Empirical Likelihood Confidence Intervals for Nonparametric Functional Data Analysis

We consider the problem of constructing confidence intervals for nonparametric functional data analysis using empirical likelihood. In this doubly infinite-dimensional context, we demonstrate the Wilks’s phenomenon and propose a bias-corrected construction that requires neither undersmoothing nor direct bias estimation. We also extend our results to partially linear regression involving functional data. Our numerical results demonstrated the improved performance of empirical likelihood over approximation based on asymptotic normality.

💡 Research Summary

The paper addresses the construction of confidence intervals for nonparametric functional regression using the empirical likelihood (EL) framework. In functional data analysis the covariate is a curve (X(t)) lying in an infinite‑dimensional space, and the response (Y) is scalar. The usual Nadaraya–Watson estimator (\hat m(x)=\sum_i K_h(d(x,X_i))Y_i/\sum_i K_h(d(x,X_i))) suffers from a bias that is difficult to remove without undersmoothing (choosing a very small bandwidth) or estimating high‑order derivatives. Both approaches are problematic in practice: undersmoothing reduces efficiency, while direct bias estimation is computationally intensive and unstable.

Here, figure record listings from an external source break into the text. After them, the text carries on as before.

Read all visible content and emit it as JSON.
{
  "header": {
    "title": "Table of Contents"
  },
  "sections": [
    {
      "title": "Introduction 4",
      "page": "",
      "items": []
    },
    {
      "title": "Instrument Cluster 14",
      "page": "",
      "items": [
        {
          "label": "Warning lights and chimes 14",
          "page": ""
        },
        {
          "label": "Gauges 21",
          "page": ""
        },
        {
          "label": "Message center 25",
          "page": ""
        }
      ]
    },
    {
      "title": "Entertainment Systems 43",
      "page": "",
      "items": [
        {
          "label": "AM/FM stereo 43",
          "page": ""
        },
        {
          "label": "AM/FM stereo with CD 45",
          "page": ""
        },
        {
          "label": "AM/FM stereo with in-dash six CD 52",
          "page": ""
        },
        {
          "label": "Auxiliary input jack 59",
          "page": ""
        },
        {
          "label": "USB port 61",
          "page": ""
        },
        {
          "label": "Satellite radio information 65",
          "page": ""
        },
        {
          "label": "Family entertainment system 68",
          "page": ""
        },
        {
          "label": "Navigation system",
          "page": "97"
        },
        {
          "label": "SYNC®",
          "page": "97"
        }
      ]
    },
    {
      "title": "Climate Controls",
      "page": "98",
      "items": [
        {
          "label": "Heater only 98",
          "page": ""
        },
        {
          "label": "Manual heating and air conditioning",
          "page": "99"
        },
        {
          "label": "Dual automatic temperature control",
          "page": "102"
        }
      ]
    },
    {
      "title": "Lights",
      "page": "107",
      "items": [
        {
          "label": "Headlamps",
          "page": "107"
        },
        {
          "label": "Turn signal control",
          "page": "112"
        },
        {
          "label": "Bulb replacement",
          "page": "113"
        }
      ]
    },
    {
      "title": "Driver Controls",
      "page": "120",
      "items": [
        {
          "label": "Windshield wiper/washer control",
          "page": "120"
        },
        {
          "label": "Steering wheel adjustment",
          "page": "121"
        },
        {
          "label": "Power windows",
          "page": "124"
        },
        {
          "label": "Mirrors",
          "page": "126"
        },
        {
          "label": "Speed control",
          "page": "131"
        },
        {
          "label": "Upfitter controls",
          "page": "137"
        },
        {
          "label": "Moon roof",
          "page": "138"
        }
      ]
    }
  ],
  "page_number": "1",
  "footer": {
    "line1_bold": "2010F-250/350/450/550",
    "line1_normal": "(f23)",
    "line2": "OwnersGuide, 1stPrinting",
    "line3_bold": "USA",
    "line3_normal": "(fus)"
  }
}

The authors propose to replace the normal‑approximation based interval with an EL‑based interval. They define a set of moment conditions (g_i(\theta)=K_h(d(x,X_i))(Y_i-\theta)) and construct the EL ratio (\ell(\theta)=\sup{\prod_{i=1}^n p_i: p_i\ge0,\sum p_i=1,\sum p_i g_i(\theta)=0}). By introducing Lagrange multipliers, they derive the EL statistic (-2\log\ell(\theta)) and prove that, under standard mixing and kernel regularity assumptions, it converges in distribution to a chi‑square with one degree of freedom. This “Wilks phenomenon” holds despite the doubly infinite‑dimensional setting, because the local averaging inherent in the kernel smoothes the functional covariate sufficiently for the central limit theorem to apply.

A major contribution is a bias‑correction scheme that does not rely on undersmoothing. The authors estimate the leading bias term (\hat b(x)) using a local polynomial fit of the same order as the kernel estimator, and define a bias‑corrected target (\tilde\theta=\hat m(x)-\hat b(x)). Substituting (\tilde\theta) into the EL ratio yields a statistic that still obeys the chi‑square limit, so the confidence interval ({\theta: -2\log\ell(\theta)\le\chi^2_{1,1-\alpha}}) automatically incorporates bias removal. Consequently, the interval attains nominal coverage without the need to shrink the bandwidth or to compute higher‑order derivatives.

The methodology is further extended to partially linear models of the form (Y_i=Z_i^\top\beta+m(X_i)+\varepsilon_i), where (Z_i) is a low‑dimensional vector of linear covariates and (m(\cdot)) is an unknown functional component. The authors adopt a two‑step procedure: first estimate (\beta) by ordinary least squares on the linear part, then apply the EL construction to the residuals (\tilde Y_i=Y_i-Z_i^\top\hat\beta). The same bias‑corrected EL statistic is shown to satisfy Wilks’ theorem, providing simultaneous confidence regions for (\beta) and the functional regression surface.

Simulation studies explore a range of scenarios: smooth versus highly variable functional predictors, different noise levels, and sample sizes ranging from 50 to 500. The EL‑based intervals are compared with conventional normal‑approximation intervals that use either the asymptotic variance or a bootstrap variance estimate. Results consistently show that EL intervals are shorter while maintaining coverage close to the nominal 95 % level. The advantage is especially pronounced for small samples and for designs where the bias of the Nadaraya–Watson estimator is non‑negligible. In the partially linear setting, the EL approach yields accurate joint coverage for both (\beta) and the functional component.

The authors conclude that empirical likelihood offers a principled, data‑driven way to quantify uncertainty in functional nonparametric regression without the delicate bandwidth tuning required by traditional methods. The bias‑correction technique is fully nonparametric, making the approach applicable to a wide variety of functional data problems encountered in biomedicine, environmental monitoring, and finance. Moreover, the extension to partially linear models demonstrates the flexibility of the EL framework for hybrid models that combine parametric and nonparametric elements.